Les géants des chaînes de magasins de proximité, Couche-Tard et Seven & i, prennent des mesures pour se défaire de milliers de magasins qu'ils possèdent collectivement en Amérique du Nord afin de répondre aux préoccupations réglementaires liées à un éventuel rapprochement. Ils sont confrontés à un test précoce de leur plan : attirer des acheteurs rivaux pour ces magasins.
Selon des sources proches du dossier et divers experts en concurrence, les deux opérateurs risquent d'avoir du mal à obtenir des offres d'autres chaînes de magasins de proximité, qui pourraient hésiter en raison des risques antitrust qui pourraient découler d'un tel accord. Seven & i possède la chaîne de magasins 7-Eleven, qui compte plus de 12 000 établissements aux États-Unis.
Pour l'instant, la plupart des acheteurs intéressés sont des sociétés de capital-investissement, ce qui pose un problème potentiel pour Couche-Tard et Seven & i, car les régulateurs antitrust américains sont généralement réticents à voir des fonds d'investissement acquérir des magasins cédés, leurs modèles économiques privilégiant des retours à court terme.
La Federal Trade Commission (FTC) ne considère pas habituellement les sociétés d'investissement comme des acquéreurs souhaitables de magasins cédés, selon les experts. Michio Suzuki, partenaire antitrust chez Baker McKenzie à Tokyo, souligne que l'agence privilégiera un acheteur stratégique, capable de gérer les magasins cédés comme une unité compétitive viable.
Le paquet de cession proposé par les entreprises comprend plus de 2 000 magasins aux États-Unis. Cependant, il n'existe pas de précédent concernant la propriété par des fonds d'investissement de magasins de proximité résultant d'une grande fusion. Bien que des acquéreurs financiers aient réussi à acheter des magasins d'épicerie et de type "dollar" issus de fusions, leur bilan est mitigé.

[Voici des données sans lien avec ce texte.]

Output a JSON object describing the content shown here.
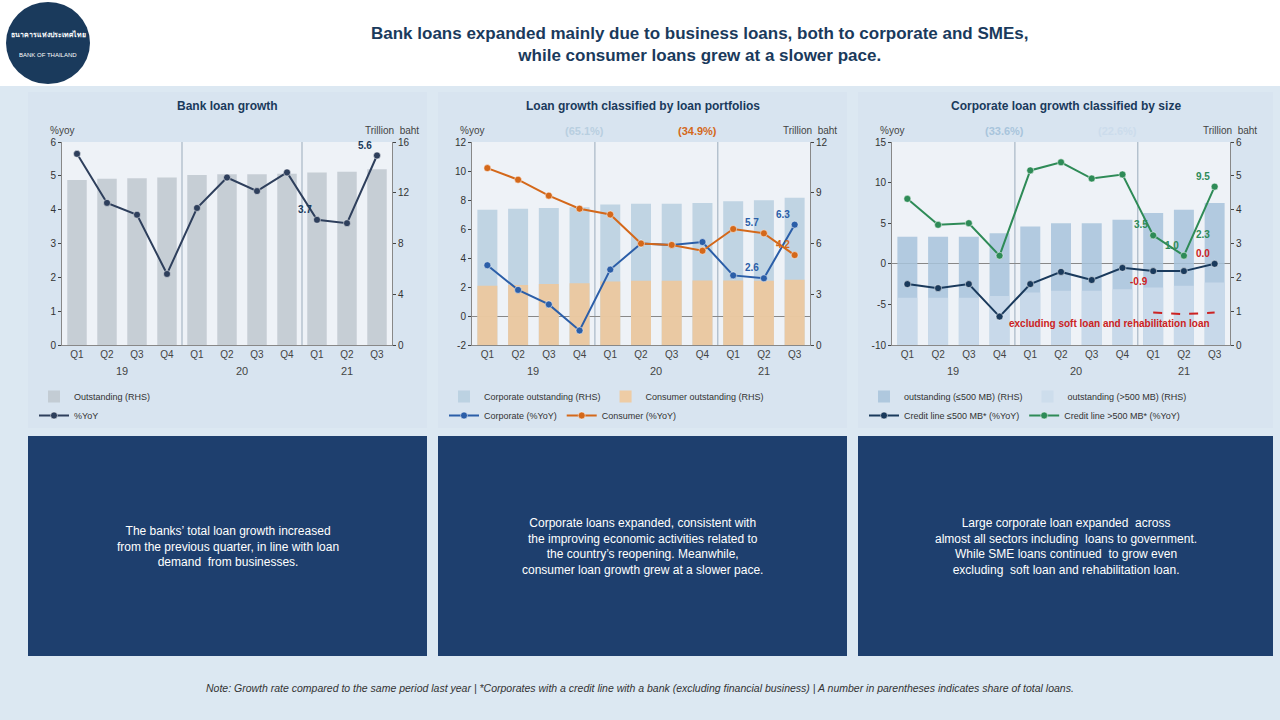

Par exemple, Dollar Tree a dû se séparer de centaines de magasins après son acquisition de Family Dollar en 2015, et la société de capital-investissement Sycamore Partners a vendu les magasins à Dollar General, n'ayant pas réussi à les faire fonctionner de manière autonome. Néanmoins, certaines sources affirment que Couche-Tard et Seven & i estiment que leur paquet de cession comprend des magasins compétitifs pouvant être gérés efficacement par un fonds d'investissement.
Jusqu'à présent, les sociétés de rachat ont manifesté un intérêt précoce pour explorer des opportunités d'opérations à grande échelle, bien que certaines d'entre elles soient prudentes face à l'acquisition d'actifs sortant d'une fusion qui n'est pas encore conclue.
Les grandes fusions de détail ont rencontré de plus en plus de défis de la part des régulateurs antitrust ces dernières années. Les échos d'une récente fusion avortée dans le secteur des épiceries ont conduit Couche-Tard et Seven & i à réduire de manière proactive leur potentiel combiné en Amérique du Nord avant de poursuivre les discussions de fusion.
Seven & i souhaite éviter le sort qu'elle a qualifié de "histoire désastreuse de Kroger/Albertsons" et a déjà reçu un avis de la FTC prévenant d'une enquête sur une éventuelle fusion avec Couche-Tard.
Le projet de fusion Kroger-Albertsons, annoncé en 2022, a échoué malgré plusieurs tentatives pour convaincre les autorités antitrust américaines. La FTC a rejeté la société C&S comme acquéreur crédible et a qualifié le paquet de cession de "mélange de magasins déconnectés".
Face à cela, le propriétaire de 7-Eleven a refusé les tentatives de rachat de Couche-Tard depuis août, arguant que la décision des détaillants de renoncer à leur fusion de 25 milliards de dollars est un exemple à ne pas suivre. En réponse, Seven & i a proposé une collaboration réglementaire précoce pour apaiser les préoccupations antitrust, à quoi Couche-Tard a récemment accepté.
Seven & i est le premier opérateur de magasins de proximité aux États-Unis avec environ 12 650 établissements, tandis que Couche-Tard est le deuxième avec environ 7 100. Une entreprise combinée serait presque sept fois plus grande que le prochain concurrent, Casey's.
Des experts soulignent que les entreprises cherchent habituellement l'approbation réglementaire uniquement après avoir signé les accords. Le fait que la fusion Kroger-Albertsons ait échoué pourrait également fournir une feuille de route pour obtenir l'approbation réglementaire dans de futures fusions de détail, en offrant un aperçu de ce qu'il ne faut pas faire.